Re: [PATCH] cpufreq: fix race on cpufreq online

From: Schspa Shi
Date: Mon May 09 2022 - 11:06:21 EST


Viresh Kumar <viresh.kumar@xxxxxxxxxx> writes:

> I had to dig the old patch first before starting to review what your
> next one does.
>
> On 21-04-22, 03:15, Schspa Shi wrote:
>> When cpufreq online failed, policy->cpus are not empty while
>> cpufreq sysfs file available, we may access some data freed.
>>
>> Take policy->clk as an example:
>>
>> static int cpufreq_online(unsigned int cpu)
>> {
>> ...
>> // policy->cpus != 0 at this time
>> down_write(&policy->rwsem);
>> ret = cpufreq_add_dev_interface(policy);
>
> Please keep some code to help understand where we went from here. I am
> sure you meant that we will error out in this case, but you removed
> the relevant code.
>

Yes, I will add this to the next version of patch.
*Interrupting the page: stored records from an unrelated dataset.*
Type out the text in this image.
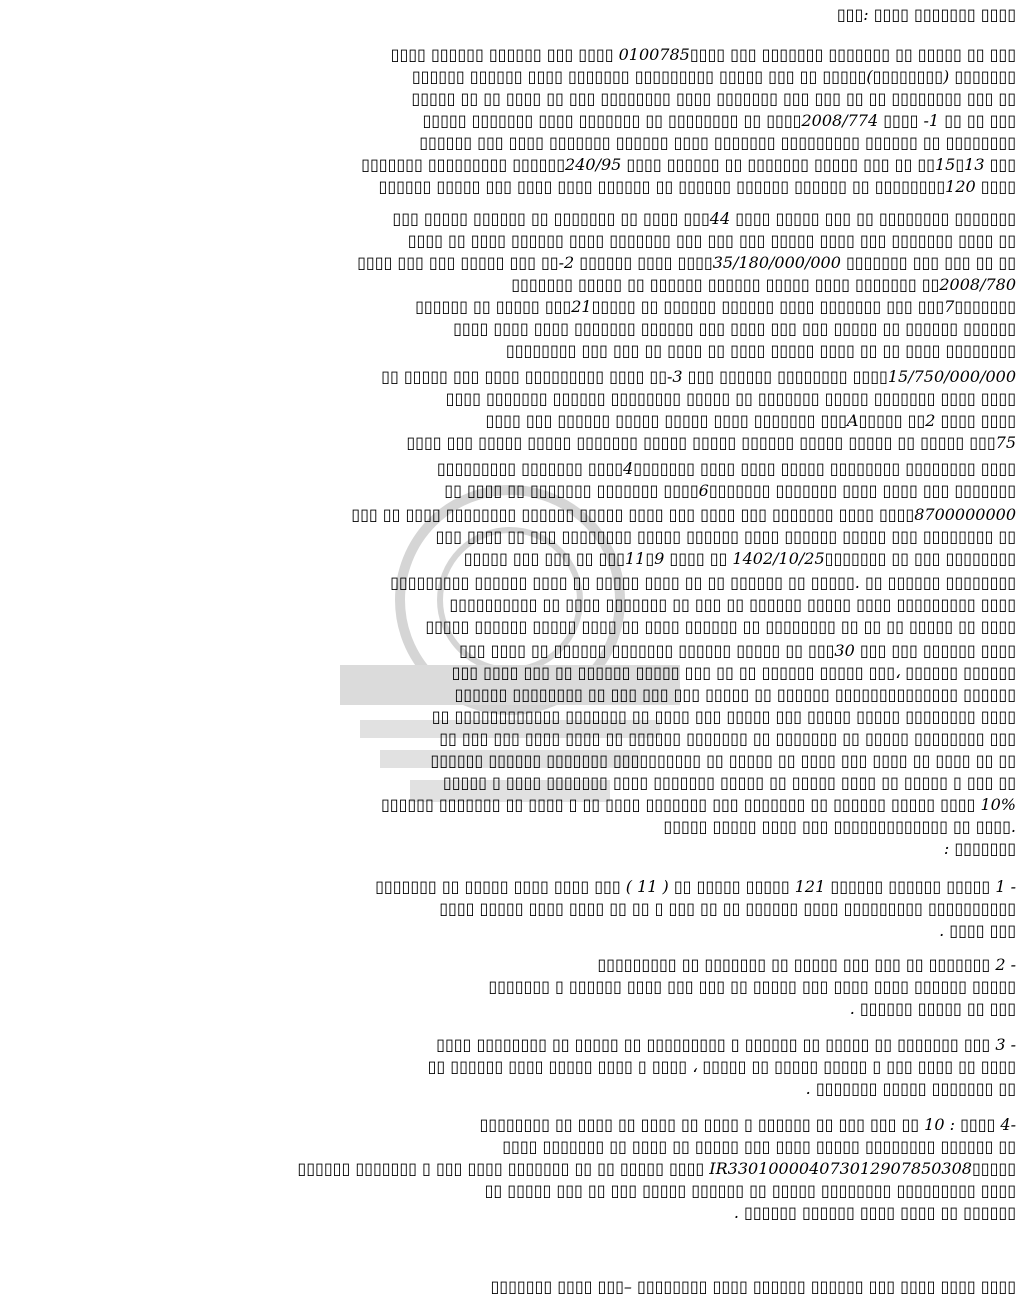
▯▯▯: ▯▯▯▯ ▯▯▯▯▯▯▯ ▯▯▯▯
▯▯▯▯ ▯▯▯▯▯▯ ▯▯▯▯▯▯ ▯▯▯ ▯▯▯▯ 0100785▯▯▯▯ ▯▯▯ ▯▯▯▯▯▯▯ ▯▯▯▯▯▯▯ ▯▯ ▯▯▯▯▯ ▯▯ ▯▯▯
▯▯▯▯▯▯ ▯▯▯▯▯▯ ▯▯▯▯ ▯▯▯▯▯▯▯ ▯▯▯▯▯▯▯▯▯ ▯▯▯▯▯ ▯▯▯ ▯▯ ▯▯▯▯▯(▯▯▯▯▯▯▯▯) ▯▯▯▯▯▯▯
▯▯▯▯▯ ▯▯ ▯▯ ▯▯▯▯ ▯▯ ▯▯▯ ▯▯▯▯▯▯▯▯ ▯▯▯▯ ▯▯▯▯▯▯▯ ▯▯▯ ▯▯▯ ▯▯ ▯▯ ▯▯▯▯▯▯▯▯ ▯▯▯ ▯▯
▯▯▯▯▯ ▯▯▯▯▯▯▯ ▯▯▯▯ ▯▯▯▯▯▯▯ ▯▯ ▯▯▯▯▯▯▯▯ ▯▯ ▯▯▯▯2008/774 ▯▯▯▯ -1 ▯▯ ▯▯ ▯▯▯
▯▯▯▯▯▯ ▯▯▯ ▯▯▯▯ ▯▯▯▯▯▯▯ ▯▯▯▯▯▯ ▯▯▯▯ ▯▯▯▯▯▯▯ ▯▯▯▯▯▯▯▯▯ ▯▯▯▯▯▯ ▯▯ ▯▯▯▯▯▯▯▯
▯▯▯▯▯▯▯ ▯▯▯▯▯▯▯▯▯ ▯▯▯▯▯▯240/95 ▯▯▯▯ ▯▯▯▯▯▯ ▯▯ ▯▯▯▯▯▯▯ ▯▯▯▯▯ ▯▯▯ ▯▯ ▯▯15▯13 ▯▯▯
▯▯▯▯▯▯ ▯▯▯▯▯ ▯▯▯ ▯▯▯▯ ▯▯▯▯ ▯▯▯▯▯▯ ▯▯ ▯▯▯▯▯▯ ▯▯▯▯▯▯ ▯▯▯▯▯▯ ▯▯ ▯▯▯▯▯▯▯▯120 ▯▯▯▯
▯▯▯ ▯▯▯▯▯ ▯▯▯▯▯▯ ▯▯ ▯▯▯▯▯▯▯ ▯▯ ▯▯▯▯ ▯▯▯44 ▯▯▯▯ ▯▯▯▯▯ ▯▯▯ ▯▯ ▯▯▯▯▯▯▯▯ ▯▯▯▯▯▯▯
▯▯▯▯ ▯▯ ▯▯▯▯ ▯▯▯▯▯▯ ▯▯▯▯ ▯▯▯▯▯▯▯ ▯▯▯ ▯▯▯ ▯▯▯ ▯▯▯▯▯ ▯▯▯▯ ▯▯▯ ▯▯▯▯▯▯▯ ▯▯▯▯ ▯▯
▯▯▯▯ ▯▯▯ ▯▯▯ ▯▯▯▯▯ ▯▯▯ ▯▯-2 ▯▯▯▯▯▯ ▯▯▯▯ ▯▯▯▯35/180/000/000 ▯▯▯▯▯▯▯ ▯▯▯ ▯▯▯ ▯▯ ▯▯
▯▯▯▯▯▯▯ ▯▯▯▯▯ ▯▯ ▯▯▯▯▯▯ ▯▯▯▯▯▯ ▯▯▯▯▯ ▯▯▯▯ ▯▯▯▯▯▯▯ ▯▯2008/780
▯▯▯▯▯▯ ▯▯ ▯▯▯▯▯ ▯▯▯21▯▯▯▯▯ ▯▯ ▯▯▯▯▯▯ ▯▯▯▯▯▯ ▯▯▯▯ ▯▯▯▯▯▯▯ ▯▯▯ ▯▯▯7▯▯▯▯▯▯▯
▯▯▯▯ ▯▯▯▯ ▯▯▯▯ ▯▯▯▯▯▯▯ ▯▯▯▯▯▯ ▯▯▯ ▯▯▯▯ ▯▯▯ ▯▯▯ ▯▯▯▯▯ ▯▯ ▯▯▯▯▯▯ ▯▯▯▯▯▯
▯▯▯▯▯▯▯▯ ▯▯▯ ▯▯▯ ▯▯ ▯▯▯▯ ▯▯ ▯▯▯▯ ▯▯▯▯▯ ▯▯▯▯ ▯▯ ▯▯ ▯▯▯▯ ▯▯▯▯▯▯▯▯
▯▯ ▯▯▯▯▯ ▯▯▯ ▯▯▯▯ ▯▯▯▯▯▯▯▯▯ ▯▯▯▯ ▯▯-3 ▯▯▯ ▯▯▯▯▯▯ ▯▯▯▯▯▯▯▯ ▯▯▯▯15/750/000/000
▯▯▯▯ ▯▯▯▯▯▯▯ ▯▯▯▯▯▯ ▯▯▯▯▯▯▯▯ ▯▯▯▯▯ ▯▯ ▯▯▯▯▯▯▯ ▯▯▯▯▯ ▯▯▯▯▯▯▯ ▯▯▯▯ ▯▯▯▯
▯▯▯▯ ▯▯▯ ▯▯▯▯▯▯ ▯▯▯▯▯ ▯▯▯▯▯ ▯▯▯▯ ▯▯▯▯▯▯▯ ▯▯▯A▯▯▯▯▯ ▯▯2 ▯▯▯▯ ▯▯▯▯
▯▯▯▯ ▯▯▯ ▯▯▯▯▯ ▯▯▯▯▯ ▯▯▯▯▯▯▯ ▯▯▯▯▯ ▯▯▯▯▯ ▯▯▯▯▯▯ ▯▯▯▯▯ ▯▯▯▯▯ ▯▯ ▯▯▯▯▯ ▯▯▯75
▯▯▯▯▯▯▯▯▯ ▯▯▯▯▯▯▯ ▯▯▯▯4▯▯▯▯▯▯▯ ▯▯▯▯ ▯▯▯▯ ▯▯▯▯▯ ▯▯▯▯▯▯▯▯ ▯▯▯▯▯▯▯▯ ▯▯▯▯
▯▯ ▯▯▯▯ ▯▯ ▯▯▯▯▯▯▯ ▯▯▯▯▯▯▯ ▯▯▯▯6▯▯▯▯▯▯▯ ▯▯▯▯▯▯▯ ▯▯▯▯ ▯▯▯▯ ▯▯▯ ▯▯▯▯▯▯▯
▯▯▯ ▯▯ ▯▯▯▯ ▯▯▯▯▯▯▯▯ ▯▯▯▯▯▯ ▯▯▯▯▯ ▯▯▯▯ ▯▯▯ ▯▯▯▯ ▯▯▯ ▯▯▯▯▯▯▯ ▯▯▯▯ ▯▯▯▯8700000000
▯▯▯ ▯▯▯▯ ▯▯ ▯▯▯ ▯▯▯▯▯▯▯▯ ▯▯▯▯▯ ▯▯▯▯▯▯ ▯▯▯▯ ▯▯▯▯▯▯ ▯▯▯▯▯ ▯▯▯ ▯▯▯▯▯▯▯▯ ▯▯
▯▯▯▯▯ ▯▯▯ ▯▯▯ ▯▯ ▯▯▯11▯9 ▯▯▯▯ ▯▯ 1402/10/25▯▯▯▯▯▯▯ ▯▯ ▯▯▯ ▯▯▯▯▯▯▯▯
▯▯▯▯▯▯▯▯▯ ▯▯▯▯▯▯ ▯▯▯▯ ▯▯ ▯▯▯▯▯ ▯▯▯▯ ▯▯ ▯▯ ▯▯▯▯▯▯ ▯▯ ▯▯▯▯▯. ▯▯ ▯▯▯▯▯▯ ▯▯▯▯▯▯▯▯
▯▯▯▯▯▯▯▯▯▯ ▯▯ ▯▯▯▯ ▯▯▯▯▯▯▯ ▯▯ ▯▯▯ ▯▯ ▯▯▯▯▯▯ ▯▯▯▯▯ ▯▯▯▯ ▯▯▯▯▯▯▯▯▯ ▯▯▯▯
▯▯▯▯▯ ▯▯▯▯▯▯ ▯▯▯▯▯ ▯▯▯▯ ▯▯ ▯▯▯▯ ▯▯▯▯▯▯ ▯▯ ▯▯▯▯▯▯▯▯ ▯▯ ▯▯ ▯▯ ▯▯▯▯▯ ▯▯ ▯▯▯▯
▯▯▯ ▯▯▯▯ ▯▯ ▯▯▯▯▯▯ ▯▯▯▯▯▯▯ ▯▯▯▯▯▯ ▯▯▯▯▯ ▯▯ ▯▯▯30 ▯▯▯ ▯▯▯ ▯▯▯▯▯▯ ▯▯▯▯
▯▯▯ ▯▯▯▯ ▯▯▯ ▯▯ ▯▯▯▯▯▯ ▯▯▯▯▯ ▯▯▯ ▯▯ ▯▯ ▯▯▯▯▯▯ ▯▯▯▯▯ ▯▯▯، ▯▯▯▯▯▯ ▯▯▯▯▯▯
▯▯▯▯▯▯ ▯▯▯▯▯▯▯▯ ▯▯ ▯▯▯ ▯▯▯ ▯▯▯ ▯▯▯▯▯ ▯▯ ▯▯▯▯▯▯ ▯▯▯▯▯▯▯▯▯▯▯▯▯▯ ▯▯▯▯▯▯
▯▯ ▯▯▯▯▯▯▯▯▯▯▯▯ ▯▯▯▯▯▯▯ ▯▯ ▯▯▯▯ ▯▯▯ ▯▯▯▯▯ ▯▯▯ ▯▯▯▯▯ ▯▯▯▯▯ ▯▯▯▯▯▯▯▯ ▯▯▯▯
▯▯ ▯▯▯ ▯▯▯ ▯▯▯▯ ▯▯▯▯ ▯▯ ▯▯▯▯▯▯ ▯▯▯▯▯▯▯ ▯▯ ▯▯▯▯▯▯▯ ▯▯ ▯▯▯▯▯ ▯▯▯▯▯▯▯▯ ▯▯▯
▯▯▯▯▯▯ ▯▯▯▯▯▯ ▯▯▯▯▯▯▯ ▯▯▯▯▯▯▯▯▯▯ ▯▯ ▯▯▯▯▯ ▯▯ ▯▯▯▯ ▯▯▯ ▯▯▯▯ ▯▯ ▯▯▯▯ ▯▯ ▯▯
▯▯▯▯▯ ▯ ▯▯▯▯ ▯▯▯▯▯▯▯ ▯▯▯▯ ▯▯▯▯▯▯▯ ▯▯▯▯▯ ▯▯ ▯▯▯▯▯ ▯▯▯▯ ▯▯ ▯▯▯▯▯ ▯ ▯▯▯ ▯▯
▯▯▯▯▯▯ ▯▯▯▯▯▯▯ ▯▯ ▯▯▯▯ ▯ ▯▯ ▯▯▯▯ ▯▯▯▯▯▯▯ ▯▯▯ ▯▯▯▯▯▯▯ ▯▯ ▯▯▯▯▯▯ ▯▯▯▯▯ ▯▯▯▯ 10%
▯▯▯▯▯ ▯▯▯▯▯ ▯▯▯▯ ▯▯▯ ▯▯▯▯▯▯▯▯▯▯▯▯▯ ▯▯ ▯▯▯▯.
: ▯▯▯▯▯▯▯
▯▯▯▯▯▯▯ ▯▯ ▯▯▯▯▯ ▯▯▯▯ ▯▯▯▯ ▯▯▯ ( 11 ) ▯▯ ▯▯▯▯▯ ▯▯▯▯▯ 121 ▯▯▯▯▯▯ ▯▯▯▯▯▯ ▯▯▯▯▯ 1 -
▯▯▯▯ ▯▯▯▯▯ ▯▯▯▯ ▯▯▯▯ ▯▯ ▯▯ ▯ ▯▯▯ ▯▯ ▯▯ ▯▯▯▯▯▯ ▯▯▯▯ ▯▯▯▯▯▯▯▯▯ ▯▯▯▯▯▯▯▯▯▯
. ▯▯▯▯ ▯▯▯
▯▯▯▯▯▯▯▯▯ ▯▯ ▯▯▯▯▯▯▯ ▯▯ ▯▯▯▯▯ ▯▯▯ ▯▯▯ ▯▯ ▯▯▯▯▯▯▯ 2 -
▯▯▯▯▯▯▯ ▯ ▯▯▯▯▯▯ ▯▯▯▯ ▯▯▯ ▯▯▯ ▯▯ ▯▯▯▯▯ ▯▯▯ ▯▯▯▯ ▯▯▯▯ ▯▯▯▯▯▯ ▯▯▯▯▯
. ▯▯▯▯▯▯ ▯▯▯▯▯ ▯▯ ▯▯▯
▯▯▯▯ ▯▯▯▯▯▯▯▯ ▯▯ ▯▯▯▯▯ ▯▯ ▯▯▯▯▯▯▯▯▯ ▯ ▯▯▯▯▯▯ ▯▯ ▯▯▯▯▯ ▯▯ ▯▯▯▯▯▯▯ ▯▯▯ 3 -
▯▯ ▯▯▯▯▯▯ ▯▯▯▯ ▯▯▯▯▯ ▯▯▯▯ ▯ ▯▯▯▯ ، ▯▯▯▯▯ ▯▯ ▯▯▯▯▯ ▯▯▯▯▯ ▯ ▯▯▯ ▯▯▯▯ ▯▯ ▯▯▯▯
. ▯▯▯▯▯▯▯ ▯▯▯▯▯ ▯▯▯▯▯▯▯ ▯▯
▯▯▯▯▯▯▯▯ ▯▯ ▯▯▯▯ ▯▯ ▯▯▯▯ ▯▯ ▯▯▯▯ ▯ ▯▯▯▯▯▯ ▯▯ ▯▯▯ ▯▯▯ ▯▯ 10 : ▯▯▯▯ 4-
▯▯▯▯ ▯▯▯▯▯▯▯ ▯▯ ▯▯▯▯ ▯▯ ▯▯▯▯▯ ▯▯▯ ▯▯▯▯ ▯▯▯▯▯ ▯▯▯▯▯▯▯▯ ▯▯▯▯▯▯ ▯▯
▯▯▯▯▯▯ ▯▯▯▯▯▯▯ ▯ ▯▯▯ ▯▯▯▯ ▯▯▯▯▯▯▯ ▯▯ ▯▯ ▯▯▯▯▯ ▯▯▯▯ IR330100004073012907850308▯▯▯▯▯
▯▯ ▯▯▯▯▯ ▯▯▯ ▯▯ ▯▯▯ ▯▯▯▯▯ ▯▯▯▯▯▯ ▯▯ ▯▯▯▯▯ ▯▯▯▯▯▯▯▯ ▯▯▯▯▯▯▯▯▯ ▯▯▯▯
. ▯▯▯▯▯▯ ▯▯▯▯▯▯ ▯▯▯▯ ▯▯▯▯ ▯▯ ▯▯▯▯▯▯
▯▯▯▯▯▯▯ ▯▯▯▯ ▯▯▯– ▯▯▯▯▯▯▯▯ ▯▯▯▯ ▯▯▯▯▯▯ ▯▯▯▯▯▯ ▯▯▯ ▯▯▯▯ ▯▯▯▯ ▯▯▯▯
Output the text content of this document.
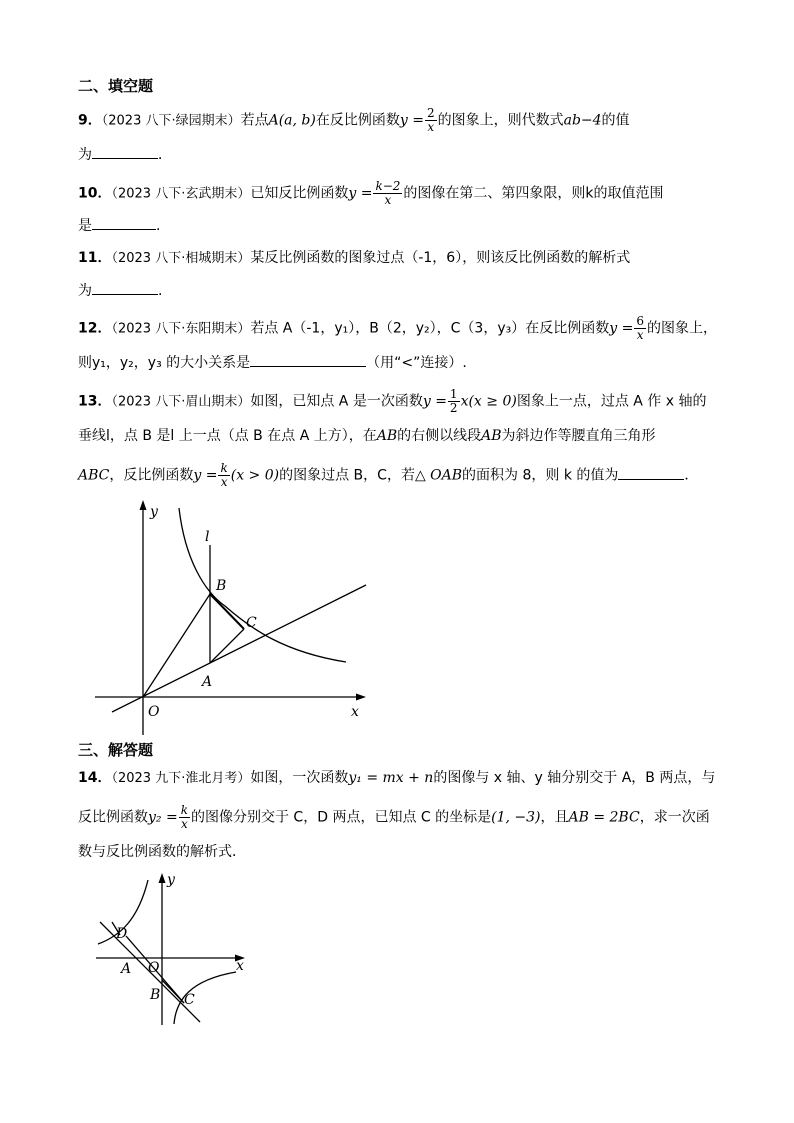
二、填空题
9．（2023 八下·绿园期末）若点A(a, b)在反比例函数$y = \frac{2}{x}$ 的图象上，则代数式ab−4的值
为	．
10．（2023 八下·玄武期末）已知反比例函数$y = \frac{k-2}{x}$ 的图像在第二、第四象限，则k的取值范围
是	.
11．（2023 八下·相城期末）某反比例函数的图象过点（-1，6），则该反比例函数的解析式
为	.
12．（2023 八下·东阳期末）若点 A（-1，y₁），B（2，y₂），C（3，y₃）在反比例函数$y = \frac{6}{x}$ 的图象上，
则y₁，y₂，y₃ 的大小关系是	（用“<”连接）.
13．（2023 八下·眉山期末）如图，已知点 A 是一次函数$y = \frac{1}{2} x(x \ge 0)$图象上一点，过点 A 作 x 轴的
垂线l，点 B 是l 上一点（点 B 在点 A 上方），在AB的右侧以线段AB为斜边作等腰直角三角形
ABC，反比例函数$y = \frac{k}{x} (x > 0)$的图象过点 B，C，若△ OAB的面积为 8，则 k 的值为	．
y
l
B
C
A
O	x
三、解答题
14．（2023 九下·淮北月考）如图，一次函数y₁ = mx + n的图像与 x 轴、y 轴分别交于 A，B 两点，与
反比例函数$y_2 = \frac{k}{x}$ 的图像分别交于 C，D 两点，已知点 C 的坐标是(1, −3)，且AB = 2BC，求一次函
数与反比例函数的解析式．
y
D
A O	x
B C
>> up_write(&policy->rwsem);
>>
>> return 0;
>>
>> out_destroy_policy:
>> for_each_cpu(j, policy->real_cpus)
>> remove_cpu_dev_symlink(policy, get_cpu_device(j));
>> up_write(&policy->rwsem);
>> ...
>> out_exit_policy:
>> if (cpufreq_driver->exit)
>> cpufreq_driver->exit(policy);
>> clk_put(policy->clk);
>> // policy->clk is a wild pointer
>> ...
>> ^
>> |
>> Another process access
>> __cpufreq_get
>> cpufreq_verify_current_freq
>> cpufreq_generic_get
>> // acces wild pointer of policy->clk;
>> |
>> |
>> out_offline_policy: |
>> cpufreq_policy_free(policy); |
>> // deleted here, and will wait for no body reference
>> cpufreq_policy_put_kobj(policy);
>> }
>>
>> Signed-off-by: Schspa Shi <schspa@xxxxxxxxx>
>> ---
>> drivers/cpufreq/cpufreq.c | 5 +++--
>> 1 file changed, 3 insertions(+), 2 deletions(-)
>>
>> diff --git a/drivers/cpufreq/cpufreq.c b/drivers/cpufreq/cpufreq.c
>> index 80f535cc8a75..0d58b0f8f3af 100644
>> --- a/drivers/cpufreq/cpufreq.c
>> +++ b/drivers/cpufreq/cpufreq.c
>> @@ -1533,8 +1533,6 @@ static int cpufreq_online(unsigned int cpu)
>> for_each_cpu(j, policy->real_cpus)
>> remove_cpu_dev_symlink(policy, get_cpu_device(j));
>>
>> - up_write(&policy->rwsem);
>> -
>> out_offline_policy:
>> if (cpufreq_driver->offline)
>> cpufreq_driver->offline(policy);
>> @@ -1543,6 +1541,9 @@ static int cpufreq_online(unsigned int cpu)
>> if (cpufreq_driver->exit)
>> cpufreq_driver->exit(policy);
>>
>> + cpumask_clear(policy->cpus);
>> + up_write(&policy->rwsem);
>
> This is simply buggy as now an error out to out_offline_policy or
> out_exit_policy will try to release a semaphore which was never taken
> in the first place. This works fine only if we failed late, i.e. via
> out_destroy_policy.
>

I am very sorry for this oversight.

To fix this issue, there is no need to move cpufreq_driver->exit(policy)
and cpufreq_driver->offline(policy) to inside of &policy->rwsem.
I made this change because they are inside of &policy->rwsem write lock
at cpufreq_offline. I think we should keep offline & exit call inside of
policy->rwsem for better symmetry.

static int cpufreq_offline(unsigned int cpu)
{
...
down_write(&policy->rwsem);
...
/*
* Perform the ->offline() during light-weight tear-down, as
* that allows fast recovery when the CPU comes back.
*/
if (cpufreq_driver->offline) {
cpufreq_driver->offline(policy);
} else if (cpufreq_driver->exit) {
cpufreq_driver->exit(policy);
policy->freq_table = NULL;
}

unlock:
up_write(&policy->rwsem);
return 0;
}

> The very first thing we need to do now is revert this patch. Lemme
> send a patch for that and you can send a fresh fix over that once you
> have a stable fix.

For the next version of the stable fix, I'd be willing to keep exit and
offline calls inside of policy->rwsem. But it's OK for me to keep offline
& exit calls outside of policy->rwsem.

---
BRs


Schspa Shi